The stories in Heavy Metal includes accounts taking place in space and in strange new lands, and involving odd aliens and mythical animals. Altogether an enjoyable combination, but not too deep or complicated in its content. Its practically made for late night, leisurely viewing.
As noted, there is always a reminder of the early '80s era (with lots of leftover late '70s) which produced this flick: as in the sequence featuring drug snorting aliens, and a swinging sex-addled robot. Heavy Metal is not for everyone, but if youre into science fiction told with a pulp style, mixed with early '80s teen rock n' roll sensibility, its worth a watch.
Friday, March 1, 2019
Remembering E.T. (Repost)
This is a re-post of a post originally appearing in 2011.
I remember when my parents took me to see E.T., '80s sci-fi classic from Steven Spielberg.
The movie came out in June 1982, so this must have been mid to late late '82. I was a somewhat nerdy, awkward 12 years old loner, often in living in my own odd dreamy world. The fact that I was also an only child added to my solitary nature, I suppose. But I was quite close to my parents, although sometimes I even felt misunderstood by them as well, and this would occasionally lead to conflict in my teen years. But this memory was one of being close to them, and I treasure it now as I sit here writing about it.
We went to see the film at a small, one theater cinema in the downtown of our small home town. It was an old theater that had been there seemingly forever, and was still there in the '80s. It was in the very midst of the fan mania that developed over the film, and there was a long line that stretched around the entire front of the small theater and around the side to the parking lot out back.
We took our place in line, and when we got inside the theater was packed to capacity, with every seat filled.
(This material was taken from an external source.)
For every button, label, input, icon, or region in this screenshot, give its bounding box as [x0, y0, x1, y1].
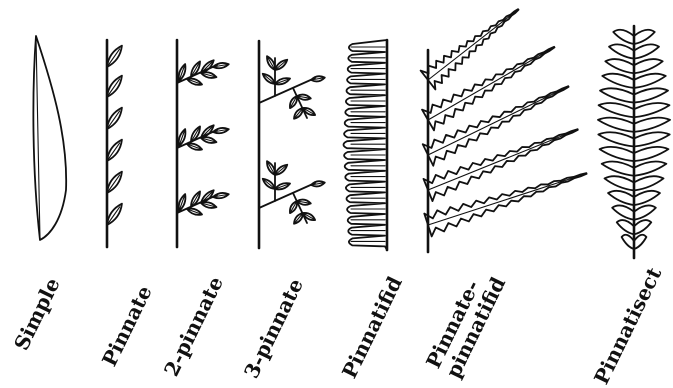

At that age, I was not yet used to going to see movies at the theater, so the whole thing was quite new to me. I remember we got some popcorn and Coke, and took our seats in the crowded theater. I also remember that in the midst of the movie, someone spilled a drink a row behind us. But I remember the experience fondly.
I remember the pleasure I got in seeing this beautiful film. There was a tangible warmth about it, there were so many different details that seemed to shine through about the film. I remember the funny scene where E.T. inspires the young protagonist, Eliot, to come to the rescue of the frogs which were to be used during his school's science class, and he proceeds to cause havoc by freeing all of them in the midst of class. I also remember that my mother cried when E.T. briefly appeared to die, and I remember the joy that came when he miraculously revived and was alive.
It felt like I was part of some wonderful phenomenon that all of America was participating in, and maybe beyond our borders to the world. I somehow felt like I identified with the young protagonist Eliot, played by actor Henry Thomas. But then, didn't we all identify with young Eliot at that young age, befriending this wondrous being from another world.